The rain's wet Denny's shirt flat to his skinny back so the bones of his shoulders and the trail of his spine show through, even whiter than the unbleached cotton material. The mud's up around the tops of his wooden clogs and spilling in. Even with my hat on, my coat's getting soaked, and the damp makes my dog and dice all wadded up in the crotch of my wool breeches start to itch.
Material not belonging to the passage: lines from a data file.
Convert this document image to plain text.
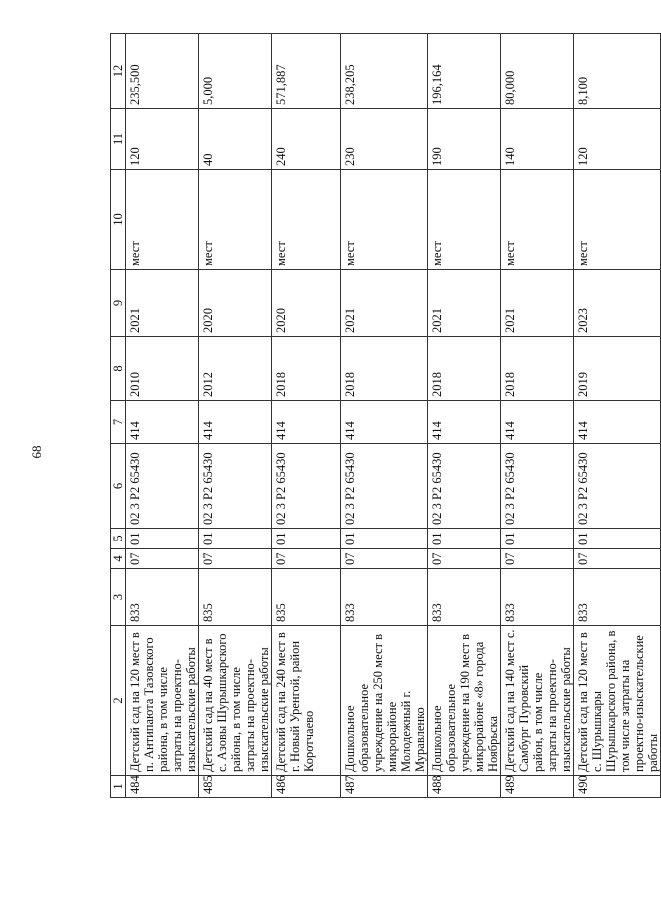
68
1	2	3	4	5	6	7	8	9	10	11	12
484	Детский сад на 120 мест в п. Антипаюта Тазовского района, в том числе затраты на проектно-изыскательские работы	833	07	01	02 3 P2 65430	414	2010	2021	мест	120	235,500
485	Детский сад на 40 мест в с. Азовы Шурышкарского района, в том числе затраты на проектно-изыскательские работы	835	07	01	02 3 P2 65430	414	2012	2020	мест	40	5,000
486	Детский сад на 240 мест в г. Новый Уренгой, район Коротчаево	835	07	01	02 3 P2 65430	414	2018	2020	мест	240	571,887
487	Дошкольное образовательное учреждение на 250 мест в микрорайоне Молодежный г. Муравленко	833	07	01	02 3 P2 65430	414	2018	2021	мест	230	238,205
488	Дошкольное образовательное учреждение на 190 мест в микрорайоне «8» города Ноябрьска	833	07	01	02 3 P2 65430	414	2018	2021	мест	190	196,164
489	Детский сад на 140 мест с. Самбург Пуровский район, в том числе затраты на проектно-изыскательские работы	833	07	01	02 3 P2 65430	414	2018	2021	мест	140	80,000
490	Детский сад на 120 мест в с. Шурышкары Шурышкарского района, в том числе затраты на проектно-изыскательские работы	833	07	01	02 3 P2 65430	414	2019	2023	мест	120	8,100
Even the crippled chickens have clucked off to find somewhere dry.
"Dude," Denny says, and sniffs. "For serious, you don't have to stay."
From what I remember about physical diagnosis, Denny's pallor could mean liver tumors.
See also: Leukemia.
See also: Pulmonary edema.
It starts raining harder, from clouds so dark that people start lighting lamps inside. Smoke settles down on us from chimneys. The tourists will all be in the tavern drinking Australian ale out of pewter mugs made in Indonesia. In the woodwright's shop, the cabinetmaker will be huffing glue out of a paper bag with the blacksmith and the midwife while she talks about fronting the band they dream of putting together but never will.
We're all trapped. Its always 1734. All of us, we're stuck in the same time capsule, the same as those television shows where the same people are marooned on the same desert island for thirty seasons and never age or escape. They just wear more makeup. In a creepy way, those shows are maybe too authentic.
In a creepy way, I can see myself standing here for the rest of my life. It's a comfort, me and Denny complaining about the same shit, forever. In recovery, forever. Sure, I'm standing guard, but if you want to get really authentic about it, I'd rather see Denny locked in the stocks than let him get banished and leave me behind.